Q. What's your take on the return of the musical and why you haven't given us one so far?
A.
I think musicals went down because Marnie Nixon retired. It used to be that they would take any star and put them in a musical and Marnie Nixon would sing. Now they actually have to get people who can sing for musicals and two of the best are here.
I haven't done one mostly because of the expense. It's a really big expense. I am working on the Happy Days musical right now, which is a Broadway stage musical, and some day maybe we can do that as a movie.
Dame Julie: Actually, you're very busy with a much more serious musical, you're going to be directing an opera, right?
A. I am directing an opera, it's a whole other thing. It's called The Grand Duchess of Gerald Stein. It's an Offenbach opera. He wrote funny operas you know before he said 'I'm serious, I'll do Tales Of Hoffman' and then he died, he never saw it open. Missed the boat!
But before that he wrote comedy operas and The Grand Duchess Of Gerald Stein is a satirical opera about the Army. Something to make fun of, I must say, the way we are going here!
He wrote about politics in the Army and all of that and that’s what this opera is about. It stars Frederica Von Staad, who is a very good opera singer, and we're going to tour it at the LA Opera.

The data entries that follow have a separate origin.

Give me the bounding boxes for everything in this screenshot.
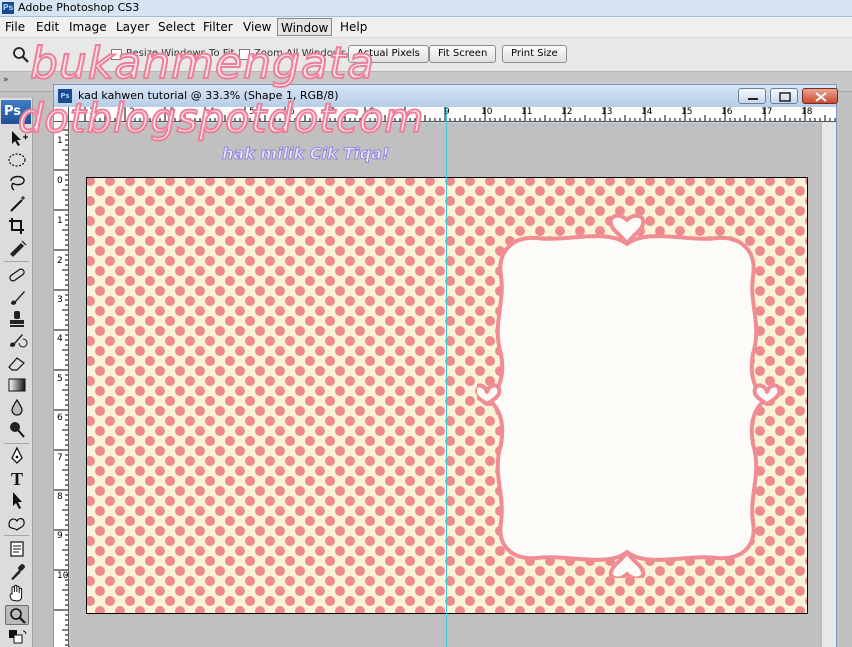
magic-wand-tool-icon[interactable] <box>5 194 29 214</box>
maximize-button[interactable] <box>770 88 798 104</box>
ruler-label: 7 <box>57 453 63 463</box>
zoom-tool-icon[interactable] <box>5 605 29 625</box>
vertical-guide-line[interactable] <box>446 107 447 647</box>
ruler-label: 17 <box>761 107 773 117</box>
title-bar: Ps Adobe Photoshop CS3 <box>0 0 852 17</box>
history-brush-tool-icon[interactable] <box>5 331 29 351</box>
ruler-label: 0 <box>57 176 63 186</box>
clone-stamp-tool-icon[interactable] <box>5 309 29 329</box>
menu-window[interactable]: Window <box>277 18 333 36</box>
ruler-label: 10 <box>481 107 493 117</box>
ruler-label: 13 <box>601 107 613 117</box>
zoom-tool-icon[interactable] <box>12 46 30 64</box>
lasso-tool-icon[interactable] <box>5 172 29 192</box>
elliptical-marquee-tool-icon[interactable] <box>5 150 29 170</box>
tool-separator <box>4 535 29 536</box>
menu-image[interactable]: Image <box>66 20 110 34</box>
close-button[interactable] <box>802 88 838 104</box>
blur-tool-icon[interactable] <box>5 397 29 417</box>
document-window: Ps kad kahwen tutorial @ 33.3% (Shape 1,… <box>53 84 838 647</box>
menu-file[interactable]: File <box>2 20 28 34</box>
eraser-tool-icon[interactable] <box>5 353 29 373</box>
menu-edit[interactable]: Edit <box>33 20 62 34</box>
ruler-label: 2 <box>57 256 63 266</box>
gradient-tool-icon[interactable] <box>5 375 29 395</box>
ruler-label: 9 <box>57 531 63 541</box>
app-title: Adobe Photoshop CS3 <box>18 1 140 14</box>
ruler-label: 16 <box>721 107 733 117</box>
custom-shape-tool-icon[interactable] <box>5 512 29 532</box>
healing-brush-tool-icon[interactable] <box>5 265 29 285</box>
fit-screen-button[interactable]: Fit Screen <box>429 45 497 63</box>
pen-tool-icon[interactable] <box>5 446 29 466</box>
minimize-button[interactable] <box>738 88 766 104</box>
vertical-scrollbar[interactable] <box>821 122 836 647</box>
color-swatches-icon[interactable] <box>5 627 29 647</box>
watermark-line-1: bukanmengata <box>29 37 376 90</box>
ruler-label: 6 <box>57 413 63 423</box>
vertical-ruler: 1 0 1 2 3 4 5 6 7 8 9 10 <box>54 122 69 647</box>
menu-help[interactable]: Help <box>337 20 370 34</box>
menu-view[interactable]: View <box>240 20 274 34</box>
photoshop-window: Ps Adobe Photoshop CS3 File Edit Image L… <box>0 0 852 647</box>
bracket-frame-shape[interactable] <box>477 204 782 578</box>
ruler-label: 14 <box>641 107 653 117</box>
print-size-button[interactable]: Print Size <box>502 45 567 63</box>
tool-separator <box>4 443 29 444</box>
eyedropper-tool-icon[interactable] <box>5 561 29 581</box>
hand-tool-icon[interactable] <box>5 583 29 603</box>
notes-tool-icon[interactable] <box>5 539 29 559</box>
ruler-label: 8 <box>57 492 63 502</box>
menu-bar: File Edit Image Layer Select Filter View… <box>0 17 852 38</box>
polka-dot-artboard[interactable] <box>86 177 808 614</box>
ruler-label: 4 <box>57 334 63 344</box>
dodge-tool-icon[interactable] <box>5 419 29 439</box>
ruler-label: 11 <box>521 107 533 117</box>
tools-panel: Ps T <box>0 98 33 647</box>
watermark-line-3: hak milik Cik Tiqa! <box>222 144 390 164</box>
crop-tool-icon[interactable] <box>5 216 29 236</box>
svg-text:T: T <box>11 469 23 488</box>
menu-filter[interactable]: Filter <box>200 20 236 34</box>
collapse-panels-icon[interactable]: » <box>3 75 9 85</box>
ruler-label: 1 <box>57 216 63 226</box>
photoshop-logo-icon: Ps <box>2 2 14 14</box>
ruler-label: 5 <box>57 374 63 384</box>
ruler-label: 18 <box>801 107 813 117</box>
slice-tool-icon[interactable] <box>5 238 29 258</box>
ruler-label: 3 <box>57 295 63 305</box>
menu-layer[interactable]: Layer <box>113 20 152 34</box>
path-selection-tool-icon[interactable] <box>5 490 29 510</box>
tool-separator <box>4 261 29 262</box>
ruler-label: 10 <box>57 571 69 581</box>
canvas-area[interactable] <box>70 123 836 647</box>
ruler-label: 12 <box>561 107 573 117</box>
menu-select[interactable]: Select <box>155 20 198 34</box>
type-tool-icon[interactable]: T <box>5 468 29 488</box>
ruler-label: 15 <box>681 107 693 117</box>
watermark-line-2: dotblogspotdotcom <box>17 95 425 143</box>
brush-tool-icon[interactable] <box>5 287 29 307</box>
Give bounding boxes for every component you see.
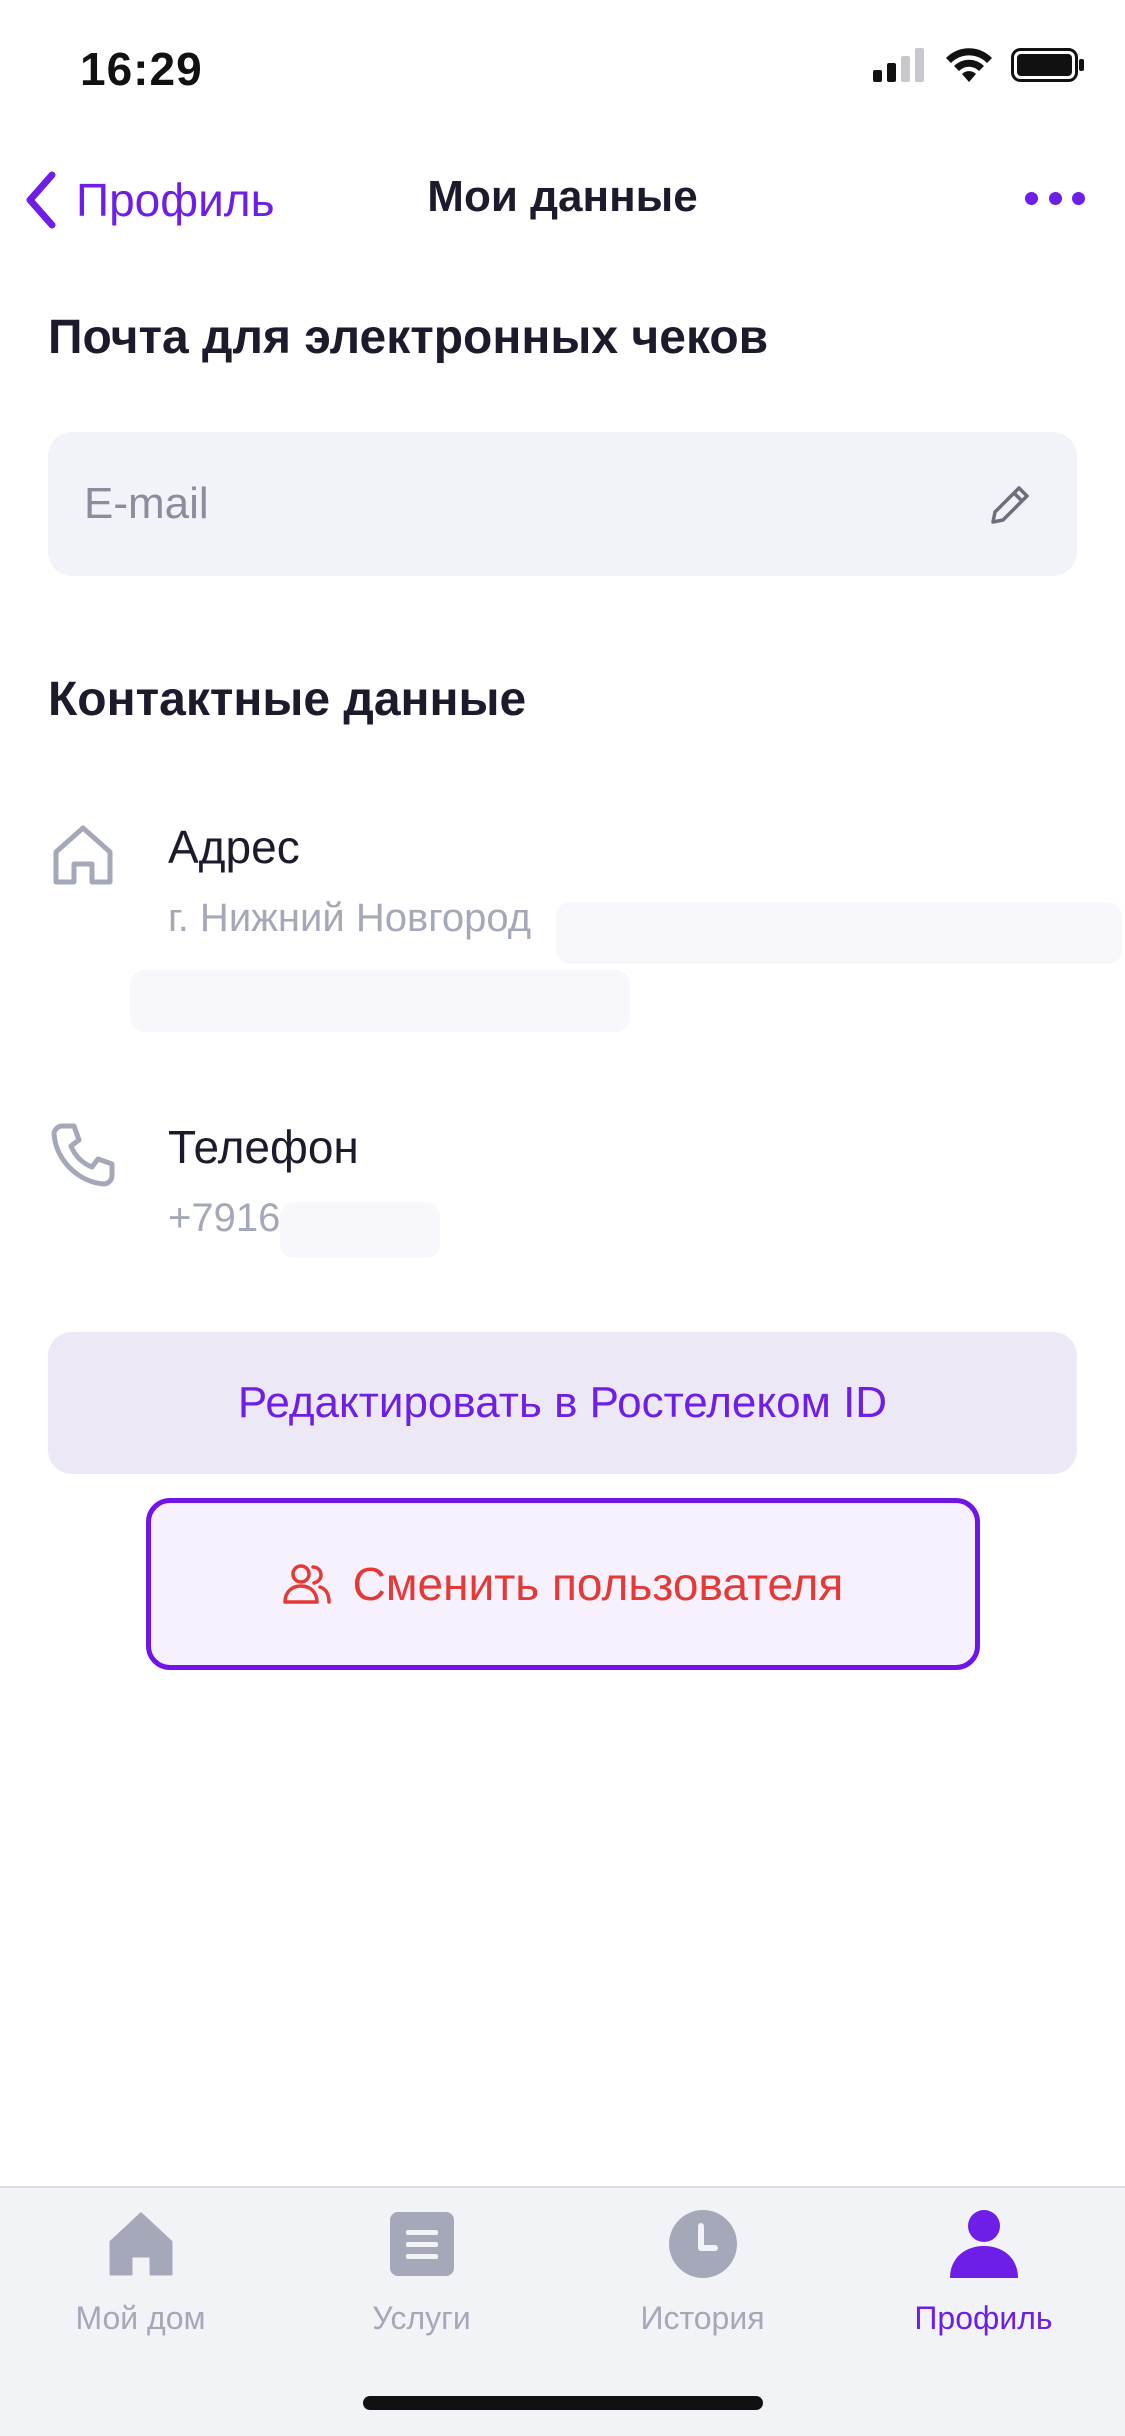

Q. How important is it that Hollywood makes these escapist fantasies, given our troubles in recent times?
A.
How important is it? Well for me it's important, it's my living, but very seriously they don't like to make them very often because so many of them don't do very well at the box office and anything like that never gets an award, so they don't know why to make them, and they figure they can make them on television.
It's such an international business now, we're seeing more and more things happening in the various types of movies.
Before, and I'm not blowing my horn, but before Pretty Woman everybody said you can't make a romantic comedy that will play overseas, it just doesn't work, you have to shoot somebody, you have to have guns, you have to have car chases.
They don't want romantic comedies. Pretty Woman broke that - now you can do that.
Family movies... Finding Nemo was a big one all over the world and I think it's important that family movies are made, but I don't think they'll make that many.
I like that type of movie, of course, but I don't know how important it is that we should. I think it's very important that the family goes to a movie together, that's my opinion, but I don't know what the rest of the industry thinks.

Q. Are there any dream roles you would love to play - even if it's movies passed?
A.
I'd like to play Shakespeare; I'd like to see how it would come out, as I have a slight accent, you might have noticed. Maybe Puck.
I could be Shakespeare, Anne Hathaway was his wife - you see the circles of life?

Q. There's a very nice speech in the film about learning by mistakes. What are the mistakes that you've learned something from?
A.
My mistakes are that my first decision is always a mistake. I learned that about myself, so I've learned to use my second or third decision. If I want to make a mistake, I go with my first thought.